Mit ihren zwei Hunden ist Dagmar Koenig häufiger im nahegelegenen Waldgebiet unterwegs. „Gleich hier um die Ecke, wenn man diesen kleinen Weg dort vorne hochgeht, kommt man an einen Pfad mit vielen Wildobstbäumen“, sagt die Lehrerin. An das kurze Schmunzeln, das den Leuten unweigerlich über die Lippen huscht, wenn Frau Koenig erklärt, dass sie im Königskinderweg wohnt, hat sie sich schon gewöhnt. „Und ja, es gibt auch Königskinder“, sagt die Mutter von zwei Söhnen.
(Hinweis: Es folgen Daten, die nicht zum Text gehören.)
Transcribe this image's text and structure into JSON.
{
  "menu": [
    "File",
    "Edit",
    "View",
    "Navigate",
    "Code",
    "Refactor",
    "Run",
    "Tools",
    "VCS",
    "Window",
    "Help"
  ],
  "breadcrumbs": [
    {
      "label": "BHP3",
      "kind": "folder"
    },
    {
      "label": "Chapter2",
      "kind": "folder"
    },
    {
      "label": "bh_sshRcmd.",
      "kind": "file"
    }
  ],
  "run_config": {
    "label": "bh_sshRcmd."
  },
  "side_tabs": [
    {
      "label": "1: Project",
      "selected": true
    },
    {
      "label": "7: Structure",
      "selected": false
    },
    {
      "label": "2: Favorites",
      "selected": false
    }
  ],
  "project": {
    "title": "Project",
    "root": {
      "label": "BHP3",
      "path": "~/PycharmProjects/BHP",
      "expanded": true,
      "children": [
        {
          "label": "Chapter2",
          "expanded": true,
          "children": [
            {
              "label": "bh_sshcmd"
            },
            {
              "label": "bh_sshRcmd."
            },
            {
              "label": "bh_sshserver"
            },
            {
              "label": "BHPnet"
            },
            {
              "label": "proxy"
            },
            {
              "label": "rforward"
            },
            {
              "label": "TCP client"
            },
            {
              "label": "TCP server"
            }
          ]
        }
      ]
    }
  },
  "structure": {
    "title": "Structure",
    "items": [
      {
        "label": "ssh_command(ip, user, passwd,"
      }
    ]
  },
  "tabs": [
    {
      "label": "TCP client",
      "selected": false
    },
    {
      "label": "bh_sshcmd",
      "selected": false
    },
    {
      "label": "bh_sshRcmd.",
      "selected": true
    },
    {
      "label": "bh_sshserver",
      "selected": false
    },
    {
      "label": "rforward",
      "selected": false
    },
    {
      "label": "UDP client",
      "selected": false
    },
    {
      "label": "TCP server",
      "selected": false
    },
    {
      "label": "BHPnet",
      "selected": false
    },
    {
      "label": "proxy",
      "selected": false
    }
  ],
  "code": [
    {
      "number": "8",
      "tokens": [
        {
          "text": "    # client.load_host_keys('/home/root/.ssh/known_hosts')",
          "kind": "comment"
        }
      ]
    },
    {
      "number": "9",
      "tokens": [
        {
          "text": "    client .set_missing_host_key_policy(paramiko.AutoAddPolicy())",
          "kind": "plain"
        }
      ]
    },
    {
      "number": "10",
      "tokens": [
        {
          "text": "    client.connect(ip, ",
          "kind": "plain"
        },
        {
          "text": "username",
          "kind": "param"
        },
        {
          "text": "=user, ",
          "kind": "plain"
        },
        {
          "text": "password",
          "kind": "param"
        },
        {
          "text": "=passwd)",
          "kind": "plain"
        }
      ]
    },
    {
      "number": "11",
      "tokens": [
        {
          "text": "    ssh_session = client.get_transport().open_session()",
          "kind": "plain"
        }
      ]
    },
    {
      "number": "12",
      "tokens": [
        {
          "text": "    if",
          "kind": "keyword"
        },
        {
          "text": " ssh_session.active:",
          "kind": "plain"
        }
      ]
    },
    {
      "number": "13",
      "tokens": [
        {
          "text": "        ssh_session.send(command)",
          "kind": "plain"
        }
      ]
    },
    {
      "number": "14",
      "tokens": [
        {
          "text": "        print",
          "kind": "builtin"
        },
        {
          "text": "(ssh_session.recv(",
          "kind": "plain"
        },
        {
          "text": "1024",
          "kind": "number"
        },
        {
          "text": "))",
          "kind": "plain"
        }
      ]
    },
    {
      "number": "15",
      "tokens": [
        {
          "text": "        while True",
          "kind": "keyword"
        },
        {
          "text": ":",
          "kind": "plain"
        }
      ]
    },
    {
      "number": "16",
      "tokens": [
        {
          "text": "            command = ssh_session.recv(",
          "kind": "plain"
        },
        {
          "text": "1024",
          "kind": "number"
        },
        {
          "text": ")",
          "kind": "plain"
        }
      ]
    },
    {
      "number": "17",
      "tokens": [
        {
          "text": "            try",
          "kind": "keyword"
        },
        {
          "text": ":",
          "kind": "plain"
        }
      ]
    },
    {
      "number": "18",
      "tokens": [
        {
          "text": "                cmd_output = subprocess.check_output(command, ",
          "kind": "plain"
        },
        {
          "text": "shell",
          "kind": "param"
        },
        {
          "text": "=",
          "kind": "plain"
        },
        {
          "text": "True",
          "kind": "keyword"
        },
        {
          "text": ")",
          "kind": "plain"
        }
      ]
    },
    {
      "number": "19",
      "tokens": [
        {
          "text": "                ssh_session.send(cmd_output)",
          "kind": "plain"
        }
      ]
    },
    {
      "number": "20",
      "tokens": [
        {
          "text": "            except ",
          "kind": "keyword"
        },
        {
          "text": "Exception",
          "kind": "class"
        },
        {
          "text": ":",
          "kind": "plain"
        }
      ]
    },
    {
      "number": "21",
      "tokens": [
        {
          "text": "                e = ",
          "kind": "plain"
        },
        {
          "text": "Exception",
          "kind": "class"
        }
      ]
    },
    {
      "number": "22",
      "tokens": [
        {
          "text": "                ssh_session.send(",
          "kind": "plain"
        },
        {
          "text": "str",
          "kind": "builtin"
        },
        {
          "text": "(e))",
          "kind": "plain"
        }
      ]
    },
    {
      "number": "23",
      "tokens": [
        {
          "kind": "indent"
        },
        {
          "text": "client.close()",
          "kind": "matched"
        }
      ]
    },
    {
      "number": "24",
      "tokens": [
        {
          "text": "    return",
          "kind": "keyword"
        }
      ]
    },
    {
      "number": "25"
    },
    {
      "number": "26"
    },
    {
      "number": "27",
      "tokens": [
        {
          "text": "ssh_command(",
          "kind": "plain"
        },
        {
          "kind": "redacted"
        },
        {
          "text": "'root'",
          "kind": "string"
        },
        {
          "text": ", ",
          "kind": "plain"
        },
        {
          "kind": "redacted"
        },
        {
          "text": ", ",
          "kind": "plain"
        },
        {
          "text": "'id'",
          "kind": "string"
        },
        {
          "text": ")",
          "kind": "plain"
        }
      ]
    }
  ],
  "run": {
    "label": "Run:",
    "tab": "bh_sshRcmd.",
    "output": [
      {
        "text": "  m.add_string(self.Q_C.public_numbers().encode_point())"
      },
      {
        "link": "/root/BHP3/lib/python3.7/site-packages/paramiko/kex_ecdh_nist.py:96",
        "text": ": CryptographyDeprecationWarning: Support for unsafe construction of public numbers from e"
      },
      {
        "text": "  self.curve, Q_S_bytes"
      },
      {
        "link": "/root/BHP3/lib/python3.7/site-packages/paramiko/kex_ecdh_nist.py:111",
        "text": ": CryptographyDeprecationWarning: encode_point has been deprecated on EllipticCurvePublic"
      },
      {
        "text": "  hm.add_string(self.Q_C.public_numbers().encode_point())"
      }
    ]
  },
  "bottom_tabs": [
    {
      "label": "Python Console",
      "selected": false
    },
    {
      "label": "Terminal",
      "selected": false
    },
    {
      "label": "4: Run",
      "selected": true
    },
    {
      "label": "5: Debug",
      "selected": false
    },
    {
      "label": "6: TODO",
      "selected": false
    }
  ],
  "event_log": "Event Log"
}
Dass es im Königskinderweg so viel Bepflanzung gibt, die Gärten und Beete erstaunlich offen gestaltet sind und die meisten Häuser wie aus einem Guss wirken, kommt jedoch nicht von ungefähr. Das gesamte Wohngebiet rund um den Königskinderweg wurde im Rahmen der Expo 2000 gebaut. In allen Straßen – die wohlklingende Namen wie Rapunzel-, Sterntaler- und Dornröschenweg tragen – stehen fast nur Niedrigenergiehäuser. Für ihr neues Eigenheim hatten die Besitzer spezielle Auflagen, die erfüllt werden mussten. „Dachfarbe, Dachneigung oder die Höhe des Giebels konnten wir uns nicht aussuchen“, erklärt Ute Zimmer. Auch Zäune sind nicht erlaubt. „Die ersten Häuser, die gebaut wurden, haben nicht einmal Kippfenster“, weiß Zimmer. „Das hat etwas mit der Energiebilanz zu tun“, erklärt sie. In ihrem Haus gibt es eine Belüftungsanlage, die automatisch Frischluft von außen ansaugt. „Lüften müssten wir also theoretisch gar nicht“, sagt sie. Mittlerweile werde auf die Auflagen aber nicht mehr ganz so streng geachtet wie noch vor 15 Jahren. Nach und nach seien die Auflagen etwas gelockert worden.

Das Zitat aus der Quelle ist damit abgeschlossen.